Dual-timescale resource management for multi-type caching placement and multi-user computation offloading in Internet of Vehicle

Abstract

In Internet of Vehicle (IoV), edge computing can effectively reduce task processing delays and meet the real-time needs of connected-vehicle applications. However, since the requirements for caching and computing resources vary across heterogeneous vehicle requests, a new challenge is posed on the resource management in the three-tier cloud–edge–end architecture, particularly when multi users offload tasks in the same time. Our work comprehensively considers various scenarios involving the deployment of multiple caching types from multi-users and the distinct time scales of offloading and updating, then builds a joint optimization caching placement, computation offloading and computational resource allocation model, aiming to minimize overall latency.
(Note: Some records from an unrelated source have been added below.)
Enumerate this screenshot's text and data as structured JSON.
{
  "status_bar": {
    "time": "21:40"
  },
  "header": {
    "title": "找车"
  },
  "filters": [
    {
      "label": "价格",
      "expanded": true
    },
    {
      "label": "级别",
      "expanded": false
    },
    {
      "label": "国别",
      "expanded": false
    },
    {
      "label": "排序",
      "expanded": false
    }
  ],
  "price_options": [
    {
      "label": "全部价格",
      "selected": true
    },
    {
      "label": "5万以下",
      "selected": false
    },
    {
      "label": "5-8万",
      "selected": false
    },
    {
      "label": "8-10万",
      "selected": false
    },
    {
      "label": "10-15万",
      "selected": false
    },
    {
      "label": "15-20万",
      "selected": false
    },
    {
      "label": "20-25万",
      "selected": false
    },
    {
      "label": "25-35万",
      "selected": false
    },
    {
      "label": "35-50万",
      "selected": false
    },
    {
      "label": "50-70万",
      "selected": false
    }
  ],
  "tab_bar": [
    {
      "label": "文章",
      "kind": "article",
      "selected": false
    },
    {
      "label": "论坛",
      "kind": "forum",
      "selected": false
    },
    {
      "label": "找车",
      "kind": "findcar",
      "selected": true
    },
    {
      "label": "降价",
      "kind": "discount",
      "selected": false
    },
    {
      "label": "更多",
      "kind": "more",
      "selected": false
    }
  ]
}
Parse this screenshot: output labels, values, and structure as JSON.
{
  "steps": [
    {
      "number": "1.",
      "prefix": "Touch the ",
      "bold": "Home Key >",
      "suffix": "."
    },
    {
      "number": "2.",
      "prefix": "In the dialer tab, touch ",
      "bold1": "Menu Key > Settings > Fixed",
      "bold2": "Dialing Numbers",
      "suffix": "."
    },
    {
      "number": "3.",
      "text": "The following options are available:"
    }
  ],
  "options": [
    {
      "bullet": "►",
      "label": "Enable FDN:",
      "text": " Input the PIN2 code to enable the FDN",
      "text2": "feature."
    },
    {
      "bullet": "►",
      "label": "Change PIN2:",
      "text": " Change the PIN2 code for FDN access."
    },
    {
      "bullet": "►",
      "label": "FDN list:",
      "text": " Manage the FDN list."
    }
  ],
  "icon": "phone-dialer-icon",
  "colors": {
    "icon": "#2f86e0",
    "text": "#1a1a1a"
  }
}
Meanwhile, to better solving the model, we propose the Multi-node Collaborative Caching, Offloading, and Resource Allocation Algorithm (MCCO-RAA). MCCO-RAA utilizes dual time scales to optimize the problem: employing a Bellman optimization idea-based multi-node collaborative greedy caching placement strategy at large time scales, and a computational offloading and resource allocation strategy based on a two-tier iterative Deep Deterministic Policy Gradient (DDPG) and cooperative game at small time scales. Experimental results demonstrate that our proposed scheme achieves a 28% reduction in overall system latency compared to the baseline scheme, with smoother latency variations under different parameters.